With regards to experiencing a different effect than expected when taken at 3am, reuptake inhibitors just decrease the clearance of transmitters already released under endogenous cell firing, and endogenous cell firing is going to be different depending upon day vs. night and from mood to mood. As an example, serotonin cell firing differs largely depending on circadian rhythm/sleep phase, and normally NRIs augment serotonin cell firing during the day.

CY
 
I finally figured out a pretty critical part to this particular riddle.

Strattera is dosed, sometimes once a day for ADHD.

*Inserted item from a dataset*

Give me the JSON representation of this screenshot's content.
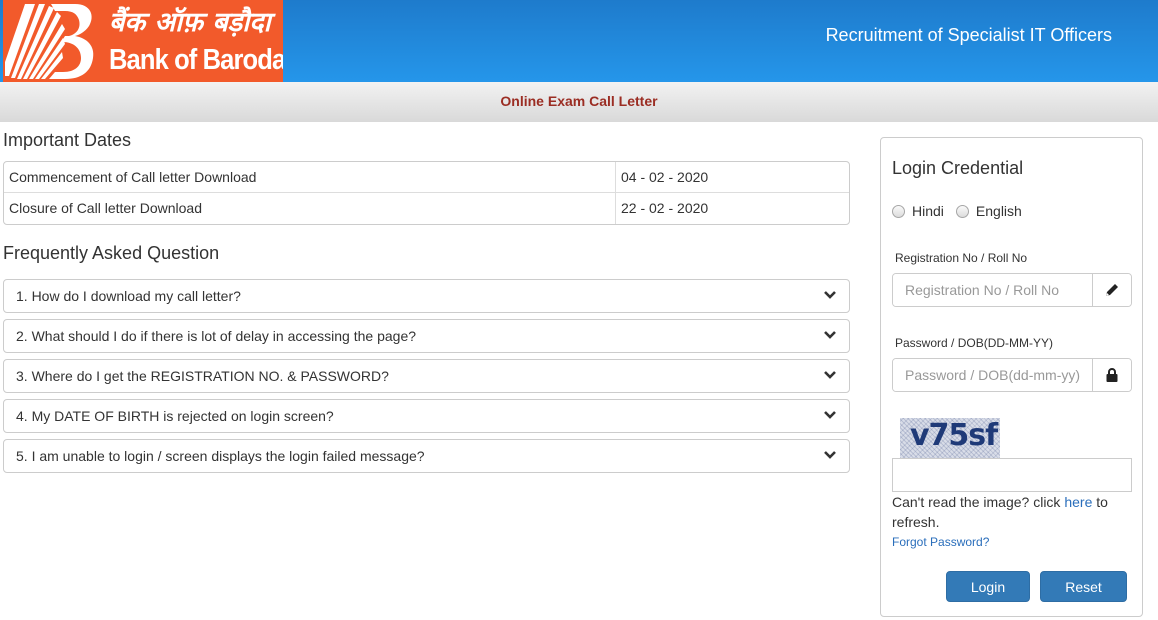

But for maintaining higher NA synaptic levels - it damn well must be dosed according to its half life - therefore, twice a day.

The morning dose - then drug depletion, then night time autoreceptor blocker - was precipitating all kinds of issues, most prominently - poor response.

Twice a day dosing, and things are coming right with the world again.


Highest tolerable dose Mianserin, 60 mg.

Then, I'm currently taking the highest licensed strattera dose - 120 mg a day, divided to 60 mg morning and afternoon, roughly 6.5 hours apart (2 hour absorption, 5 hour half life).

It's good - but I actually think I may need higher for each divided dose.


This is where it gets complicated.

It's not licensed for depression (and no shrink I've ever seen has ever said I present with the remotest characteristic of depression - so I can't think of anything else to call it but, "noradrenergic dysfunction").

Only for ADHD, and obviously the response criteria is going to be a lot different.

In clinical trials, I've read of it going up to 180 mgs per day - which would be two doses of 90 mg.

That might do it - though maybe even 100 would be better.


The other thing is - this is really going to burden my financial situation.

This shit is costly as a bottle of 40 year old scotch.


In regards to side effects - they seem to be largely negated with twice daily dosing also.
It would seem the high NA levels, then the huge dip, the increase again with night time mianserin - was causing issues.

When level are kept somewhat consistent - it seems to be just fine.
 
Still tweaking dosing.

That 90% receptor occupancy is a hell of a balance to try and hit.

I seem to have acquired mild facial twitches - which is a bit of a pain, but not the worst side effect.

It feels like a tension prmes around facial muscles, and release with an involuntary twitch.

Hopefully it will pass.
I tend to notice it mainly when not active/doing something.